If you’re curious about similar dishes, you might also enjoy a classic Japanese Yasai Itame, a vegetable stir fry with a similar flavor profile and preparation method. Another option is a vibrant Buddha bowl, where this stir fry can be a delicious component among other fresh ingredients.

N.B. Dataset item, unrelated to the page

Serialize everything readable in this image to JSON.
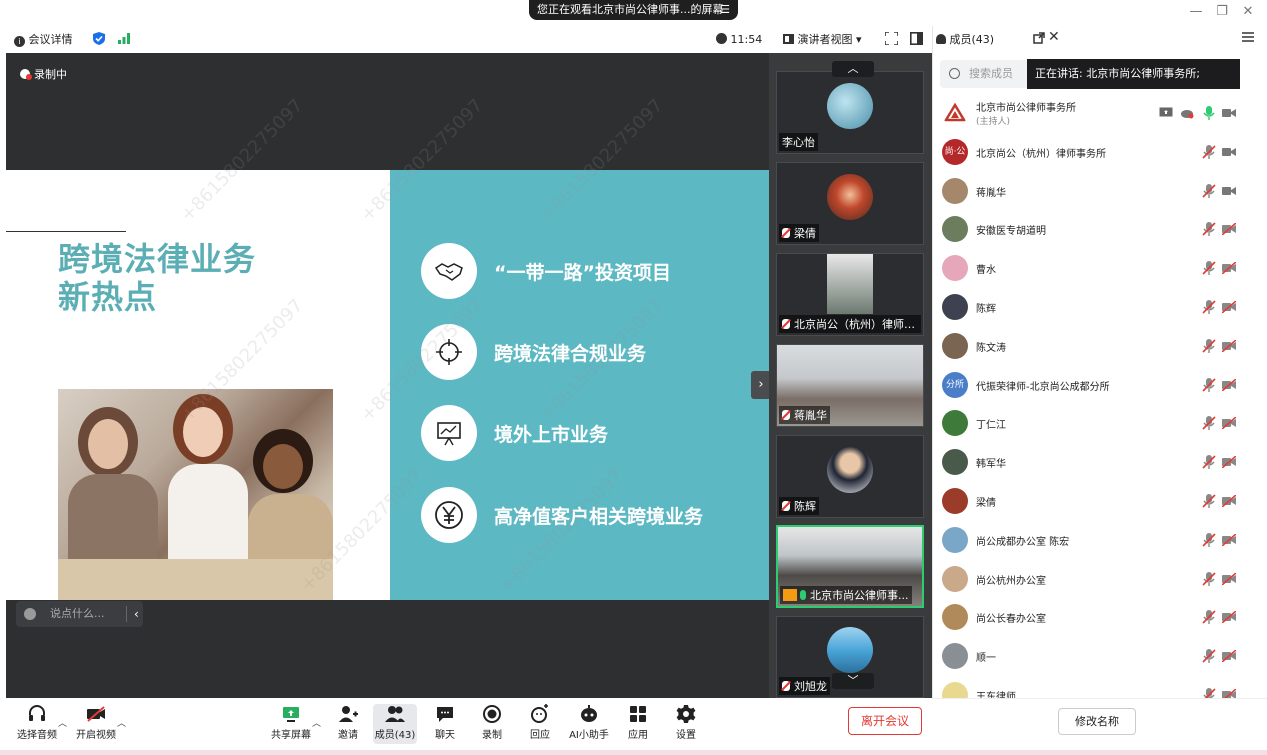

I hope you find as much joy in preparing and savoring this stir fry as I do. It’s a testament to the beauty of fresh ingredients and the magic that happens when they come together in the right way.

What You’ll Need

  • 2 cups chopped chaya leaves (alternatively, use spinach if chaya is unavailable)
  • 1 cup diced carrots
  • 1 cup sliced bell peppers (any color)
  • 1 cup chopped zucchini
  • 1 cup chopped broccoli florets
  • 1 medium onion, thinly sliced
  • 3 garlic cloves, minced
  • 2 tablespoons olive oil
  • 2 tablespoons soy sauce
  • 1 tablespoon sesame oil
  • 1 teaspoon grated ginger
  • 1/2 teaspoon red pepper flakes (optional)
  • Salt and pepper to taste
  • 1 tablespoon sesame seeds for garnish (optional)
  • 1 lime, cut into wedges (optional)
ALLERGENS: Soy, sesame seeds, sesame oil.

Method

Step One

Heat the olive oil in a large skillet or wok over medium-high heat.

Step Two

Add the thinly sliced onion and sauté for about 2-3 minutes until it becomes translucent.

Step Three

Add the minced garlic and grated ginger to the skillet, and cook for another minute until fragrant.

Step Four

Add the diced carrots and chopped broccoli florets to the skillet. Stir fry for 5 minutes or until they start to become tender.

Step Five

Add the sliced bell peppers and chopped zucchini. Continue to stir fry for another 3-4 minutes.

Step Six

Add the chopped chaya leaves (or spinach) to the skillet. Stir well to combine all the vegetables.

Step Seven

Pour in the soy sauce and sesame oil. Sprinkle with red pepper flakes if using. Stir everything together and cook for an additional 2-3 minutes or until the chaya leaves are wilted and all vegetables are tender-crisp.

Step Eight

Season with salt and pepper to taste. Remove from heat.

Step Nine

Transfer the stir fry to a serving dish. Garnish with sesame seeds if desired and serve with lime wedges on the side. Enjoy!